La seule chose qui a été réhabilitée dans ce douar est la petite école pour les élèves de la première et la deuxième années. Toutefois, leur nombre a baissé de moitié. Les autres ont préféré tenter leur chance ailleurs. Au fond de la petite classe construite avec du préfabriqué, l’instituteur a installé son lit. Quoiqu’il soit originaire d’un douar voisin, il préfère dormir dans sa classe plutôt que de partager une tente avec les siens.

En ce matin, la plupart des hommes du douar sont absents. Ils sont partis creuser la terre pour les fondations de la construction de leurs nouveaux logements dans un autre village, cinq kilomètres plus loin. Aït Abdelaziz est le seul douar qui changera d’emplacement. Les études ont montré que la terre bouge encore dans cette zone qui se trouve au voisinage d’une faille active et connaît des problèmes de glissement de terrain.

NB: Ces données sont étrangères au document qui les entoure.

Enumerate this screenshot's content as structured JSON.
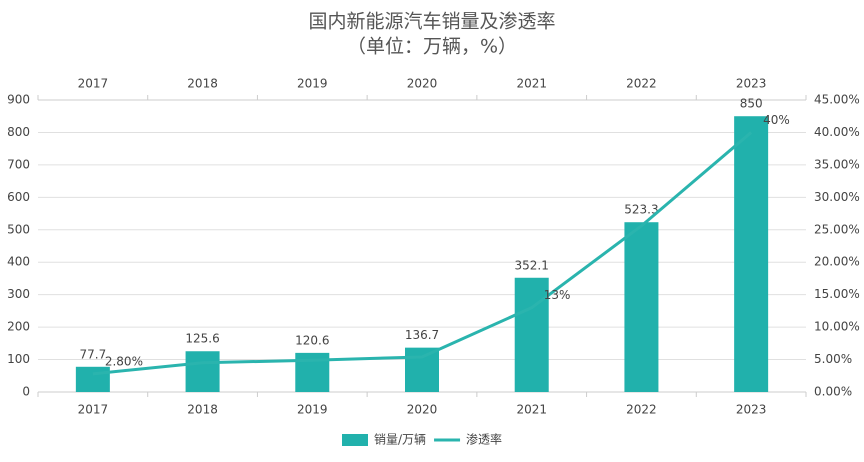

Les habitants sont contents de ce changement. “Nous étions isolés et très loin du souk, de l’hôpital, des écoles et nous n’avions pas d’électricité. Dans le nouveau village, nous serons mieux”, se félicite l’un d’eux. Tous les habitants du douar Aït Abdelaziz seront complètement pris en charge dans cette opération.


Prix symbolique

Selon un membre du groupement pluridisciplinaire qui chapote l’opération de relogement des victimes du séisme dans le monde rural, ce sont des bienfaiteurs d’Amsterdam qui vont prendre en charge l’achèvement de la construction des logements. Un autre bienfaiteur du coin leur a cédé le terrain à un prix symbolique.

A Imzouren, une trentaine de tentes sont encore dressées sur la route qui mène vers Al-Hoceïma. Elles sont les seules qui restent du grand campement qui a été installé après le séisme dans ce village. En lambeaux et régulièrement rapiécées, ces tentes sont loin de protéger leurs habitants des durs aléas climatiques. Le drapeau marocain est hissé sur la plupart d’entre elles. Au centre, se trouvent une décharge d’ordures et plus loin… des toilettes de fortune, crasseuses et puantes. “Nous n’avons nulle part où aller.

Nous résisterons dans ce camp jusqu’à obtention de notre droit: un logement décent ”, confirme Berkan Mohamed. “Les menaces répétitives et les interventions musclées des autorités pour nous forcer à quitter cet endroit ne nous font pas peur. Qu’est-ce qui peut nous arriver de plus grave?”, ajoute-t-il, déterminé. En effet, qu’est-ce qui peut arriver de plus grave à des gens qui ont vécu un tremblement de terre, perdu des êtres chers et pu tenir un an sous une tente ? Blasé et endurci par cette expérience douloureuse, Mohamed raconte la dureté de la vie dans des circonstances pareilles. “Vous ne pouvez pas imaginer ce que nous endurons en vivant sous une tente alors que nous étions habitués à vivre dans une maison, une vraie, en dur. C’est l’enfer et l’humiliation au quotidien”. En effet, à l’intérieur de la tente, vivent les six membres de la famille de cet homme, aux apparences élégantes. Le lit des parents au fond, les matelas des enfants à l’entrée de la tente.

De son côté, Fatima, qui a perdu deux fils dans le séisme, explique que le recensement des victimes a connu plusieurs injustices. “De vraies victimes ont été ignorées alors que d’autres habitants d’Imzouren, loin d’être touchés par le tremblement, ont bénéficié du programme de relogement”, avance-t-elle.